None of these measures is simple, they all require a significant regulatory effort and in-depth changes in the “rules of the game.” But they are all, in one way or another, included in the documents approved by Parliament; some appear in the first guidelines.

Regarding other measures that do cost – and more than a cent – and take longer than a year to be implemented, would be:

– The modernization of the infrastructure, especially the energy one, of telecommunications (which in addition must bring down the prices and rates) and achieve in a short period the technological tendencies that characterize the sector and from which we are very distant. To expedite the modernization of the airport infrastructure and associated services, logically including regular domestic flights. The railroad infrastructure and associated services. To modernize and improve the public urban transportation services. In all these issues of infrastructure the equipment is way below Cuba’s development needs and that comparatively place the island faraway from its equals in Latin America. There are already several projects directed at these objectives, some of them with foreign investment, I only call attention about their pressing need.

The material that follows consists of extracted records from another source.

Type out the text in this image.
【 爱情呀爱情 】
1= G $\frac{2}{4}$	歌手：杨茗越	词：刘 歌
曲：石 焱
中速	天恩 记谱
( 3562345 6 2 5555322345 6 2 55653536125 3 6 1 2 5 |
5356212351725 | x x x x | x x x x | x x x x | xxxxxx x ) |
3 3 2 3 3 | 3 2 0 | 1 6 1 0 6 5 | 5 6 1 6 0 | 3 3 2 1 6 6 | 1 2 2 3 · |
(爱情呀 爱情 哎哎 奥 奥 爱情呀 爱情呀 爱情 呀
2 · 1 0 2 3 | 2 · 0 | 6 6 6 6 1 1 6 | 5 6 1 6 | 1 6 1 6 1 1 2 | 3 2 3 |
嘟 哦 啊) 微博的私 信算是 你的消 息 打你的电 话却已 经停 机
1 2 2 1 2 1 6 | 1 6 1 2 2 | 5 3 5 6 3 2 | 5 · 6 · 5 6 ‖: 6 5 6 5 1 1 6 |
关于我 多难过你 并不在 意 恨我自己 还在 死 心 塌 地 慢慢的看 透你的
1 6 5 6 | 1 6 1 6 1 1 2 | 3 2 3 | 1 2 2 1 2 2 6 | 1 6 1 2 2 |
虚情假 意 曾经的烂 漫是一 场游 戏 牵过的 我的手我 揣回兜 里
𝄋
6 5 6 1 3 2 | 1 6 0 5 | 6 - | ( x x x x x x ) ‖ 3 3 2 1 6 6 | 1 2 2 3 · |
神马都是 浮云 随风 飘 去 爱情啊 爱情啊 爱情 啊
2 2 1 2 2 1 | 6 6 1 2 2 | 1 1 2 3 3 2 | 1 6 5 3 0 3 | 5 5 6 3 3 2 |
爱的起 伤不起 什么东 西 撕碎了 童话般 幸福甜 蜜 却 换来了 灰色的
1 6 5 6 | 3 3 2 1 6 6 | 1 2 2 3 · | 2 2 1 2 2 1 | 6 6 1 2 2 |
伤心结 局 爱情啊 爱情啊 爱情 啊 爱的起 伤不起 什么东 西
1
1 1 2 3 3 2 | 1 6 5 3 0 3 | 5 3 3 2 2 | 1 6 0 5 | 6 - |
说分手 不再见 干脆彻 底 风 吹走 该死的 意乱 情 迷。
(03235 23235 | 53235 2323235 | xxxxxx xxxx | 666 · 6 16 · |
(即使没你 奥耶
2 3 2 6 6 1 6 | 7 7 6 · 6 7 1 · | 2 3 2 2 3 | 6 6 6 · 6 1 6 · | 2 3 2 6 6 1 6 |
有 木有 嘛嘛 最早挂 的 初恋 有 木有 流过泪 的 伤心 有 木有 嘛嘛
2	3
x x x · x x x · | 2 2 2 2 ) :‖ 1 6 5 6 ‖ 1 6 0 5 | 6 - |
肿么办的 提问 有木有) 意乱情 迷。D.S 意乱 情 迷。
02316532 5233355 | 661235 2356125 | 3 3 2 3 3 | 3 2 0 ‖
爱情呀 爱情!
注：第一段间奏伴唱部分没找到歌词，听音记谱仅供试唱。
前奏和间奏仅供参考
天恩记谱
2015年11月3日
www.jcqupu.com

– There are several decisive sectors. The energy sector, for example, where from my perspective it is necessary to advance faster and expand the use of technologies for the use of renewable sources (sufficient solar water heaters are still not produced and the use of solar panels in homes is not being promoted, so we waste our greatest and cheapest source of energy. It can even be promoted with family credit plans which would be paid by the contribution of the generation from the homes to the national electricity system).

– The agricultural and food sector, agriculture as well as the industry for food processing. I think that the fundamental effort will be in braking the watertight compartments that exist between them and that is associated to that all-time weakness of associating and assigning enterprises to Ministries, which turns the latter into judge and party and instills in them, even when they don’t want it, a dangerous culture for the aims of the process of transformations Cuba is living. A good example: try to organize a complete cycle “business” for the production of beef! What would have happened if biotechnology would have been born under that philosophy of the ministerial syndrome?

– Our manufacturing industry is in a critical situation. Based on my lack of knowledge, I believe that without strong foreign direct investment projects it will be very difficult to advance in this industry at the necessary speed, and Cuba needs industries, that is clear.

Undoubtedly the services sector must continue expanding, in the short as well as the long term. Today there is an effort based on the commercialization of the medical services that still has to be backed, but it must also be better understood. Especially the incentive systems for this sector should be substantially improved.